Sources: fuzz/fuzz_targets/fuzz_linker.rs239-248

Debugging Capabilities

Step Tracing

PolkaVM supports step-by-step execution tracing via the step_tracing option in ModuleConfig. When enabled, the VM generates InterruptKind::Step after executing each instruction, allowing for detailed execution analysis.

Sources: tools/spectool/src/main.rs274

Disassembly

The PolkaVM disassembler provides tools to convert program blobs back to human-readable assembly code. The disassembler supports various options:

  • Showing raw instruction bytes
  • Using different register naming conventions
  • Showing original or optimized instructions
  • Displaying jump targets as offsets or labels

This is useful for debugging VM behavior and verifying code transformations.

Sources: tools/spectool/src/main.rs427-438

Memory Inspection

The VM provides APIs to inspect and modify memory during execution:

  • read_memory - Read contents from guest memory
  • write_memory - Write data to guest memory
  • zero_memory - Initialize memory regions with zeros
  • protect_memory - Mark memory as read-only

These functions are useful for setting up test cases and inspecting execution results.

Sources: tools/spectool/src/main.rs347-355 tools/spectool/src/main.rs398-401

Correctness Testing

PolkaVM employs various strategies to ensure correctness:

Backend Consistency Testing

The fuzzing infrastructure includes a cross-backend verification mode that:

  1. Executes the same program in both interpreter and compiler backends
  2. Compares final state (registers, memory, program counter)
  3. Verifies consistent interrupt behavior
  4. Reports any discrepancies as bugs

This ensures that both execution backends implement the same semantics.

Sources: fuzz/fuzz_targets/fuzz_polkavm.rs584-601

RISC-V Tests

PolkaVM includes tests that verify compatibility with standard RISC-V test suites.
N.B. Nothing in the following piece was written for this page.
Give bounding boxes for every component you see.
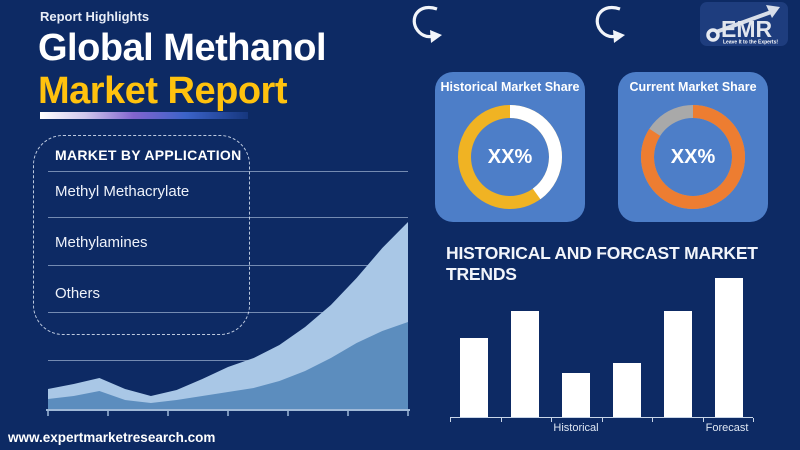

These tests are included in the test case generation process:

// Extract RISC-V tests from the built-in test suite for line in include_str!("../../../crates/polkavm/src/tests_riscv.rs").lines() {  let prefix = "riscv_test!(riscv_unoptimized_rv64";  if !line.starts_with(prefix) {  continue;     }
 // Process test... }

These tests help ensure conformance to the RISC-V specification.
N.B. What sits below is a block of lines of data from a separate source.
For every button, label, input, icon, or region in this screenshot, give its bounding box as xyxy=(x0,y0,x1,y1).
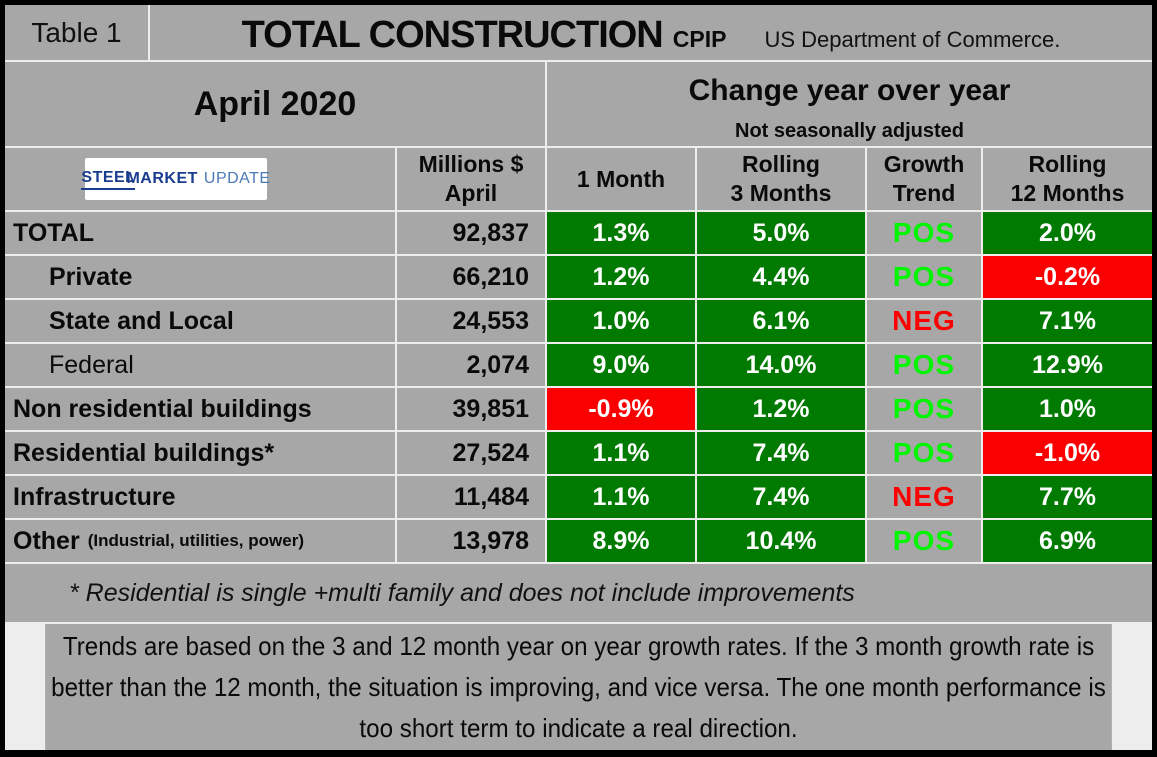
logo-cell: STEEL MARKET UPDATE xyxy=(5,148,395,210)
trend-explanation: Trends are based on the 3 and 12 month y… xyxy=(45,624,1112,750)
pct-rolling12: 7.7% xyxy=(983,476,1152,518)
row-label: Infrastructure xyxy=(5,476,395,518)
millions-value: 27,524 xyxy=(397,432,545,474)
trend-explanation-line: Trends are based on the 3 and 12 month y… xyxy=(62,630,1095,661)
column-header-millions: Millions $ April xyxy=(397,148,545,210)
pct-rolling3: 14.0% xyxy=(697,344,865,386)
pct-rolling12: 2.0% xyxy=(983,212,1152,254)
pct-1month: 1.0% xyxy=(547,300,695,342)
title-cell: TOTAL CONSTRUCTION CPIP US Department of… xyxy=(150,5,1152,60)
adjustment-note: Not seasonally adjusted xyxy=(735,120,964,142)
pct-rolling3: 6.1% xyxy=(697,300,865,342)
row-label: State and Local xyxy=(5,300,395,342)
residential-footnote: * Residential is single +multi family an… xyxy=(5,564,1152,622)
trend-value: NEG xyxy=(867,476,981,518)
millions-value: 11,484 xyxy=(397,476,545,518)
pct-rolling12: -1.0% xyxy=(983,432,1152,474)
period-label: April 2020 xyxy=(5,62,545,146)
pct-rolling12: 6.9% xyxy=(983,520,1152,562)
row-sublabel: (Industrial, utilities, power) xyxy=(87,531,304,550)
title-bar: Table 1 TOTAL CONSTRUCTION CPIP US Depar… xyxy=(5,5,1152,60)
page-title: TOTAL CONSTRUCTION xyxy=(241,14,664,56)
millions-value: 2,074 xyxy=(397,344,545,386)
millions-value: 24,553 xyxy=(397,300,545,342)
pct-rolling3: 10.4% xyxy=(697,520,865,562)
trend-value: POS xyxy=(867,344,981,386)
row-label: Federal xyxy=(5,344,395,386)
pct-1month: 1.1% xyxy=(547,476,695,518)
millions-value: 39,851 xyxy=(397,388,545,430)
pct-rolling3: 7.4% xyxy=(697,432,865,474)
pct-rolling12: 1.0% xyxy=(983,388,1152,430)
logo-word-steel: STEEL xyxy=(81,169,136,190)
pct-rolling3: 5.0% xyxy=(697,212,865,254)
pct-1month: 8.9% xyxy=(547,520,695,562)
pct-rolling3: 4.4% xyxy=(697,256,865,298)
pct-1month: 1.2% xyxy=(547,256,695,298)
pct-rolling12: 7.1% xyxy=(983,300,1152,342)
trend-value: POS xyxy=(867,388,981,430)
logo-word-market: MARKET xyxy=(126,170,198,187)
pct-rolling3: 7.4% xyxy=(697,476,865,518)
column-header-1month: 1 Month xyxy=(547,148,695,210)
pct-1month: -0.9% xyxy=(547,388,695,430)
trend-value: NEG xyxy=(867,300,981,342)
trend-explanation-line: better than the 12 month, the situation … xyxy=(51,671,1106,702)
change-title: Change year over year xyxy=(688,74,1011,107)
row-label: Other (Industrial, utilities, power) xyxy=(5,520,395,562)
row-label: Residential buildings* xyxy=(5,432,395,474)
data-table: April 2020 Change year over year Not sea… xyxy=(5,62,1152,562)
source-label: US Department of Commerce. xyxy=(764,27,1061,52)
pct-1month: 1.1% xyxy=(547,432,695,474)
change-header: Change year over year Not seasonally adj… xyxy=(547,62,1152,146)
column-header-rolling3: Rolling 3 Months xyxy=(697,148,865,210)
row-label: TOTAL xyxy=(5,212,395,254)
column-header-rolling12: Rolling 12 Months xyxy=(983,148,1152,210)
row-label: Non residential buildings xyxy=(5,388,395,430)
trend-value: POS xyxy=(867,256,981,298)
trend-value: POS xyxy=(867,212,981,254)
table-number-label: Table 1 xyxy=(5,5,148,60)
title-tag: CPIP xyxy=(672,26,727,52)
trend-value: POS xyxy=(867,520,981,562)
millions-value: 92,837 xyxy=(397,212,545,254)
millions-value: 13,978 xyxy=(397,520,545,562)
row-label: Private xyxy=(5,256,395,298)
steel-market-update-logo: STEEL MARKET UPDATE xyxy=(81,158,270,200)
pct-rolling3: 1.2% xyxy=(697,388,865,430)
pct-rolling12: 12.9% xyxy=(983,344,1152,386)
pct-rolling12: -0.2% xyxy=(983,256,1152,298)
logo-word-update: UPDATE xyxy=(203,170,271,187)
pct-1month: 1.3% xyxy=(547,212,695,254)
pct-1month: 9.0% xyxy=(547,344,695,386)
trend-explanation-line: too short term to indicate a real direct… xyxy=(359,712,798,743)
trend-value: POS xyxy=(867,432,981,474)
millions-value: 66,210 xyxy=(397,256,545,298)
column-header-growth-trend: Growth Trend xyxy=(867,148,981,210)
Sources: tools/spectool/src/main.rs209-251

Testing Workflow

Here’s an overview of the recommended testing workflow for PolkaVM development:

  1. Unit Tests: Run the standard Rust test suite with cargo test
  2. Spec Tests: Generate and run specification tests with spectool generate and spectool test
  3. Fuzzing: Run fuzzing targets to find edge cases and bugs
  4. Cross-VM Testing: Compare results with other RISC-V VMs using benchtool

For continuous testing during development, consider setting up automated test pipelines that include all these components.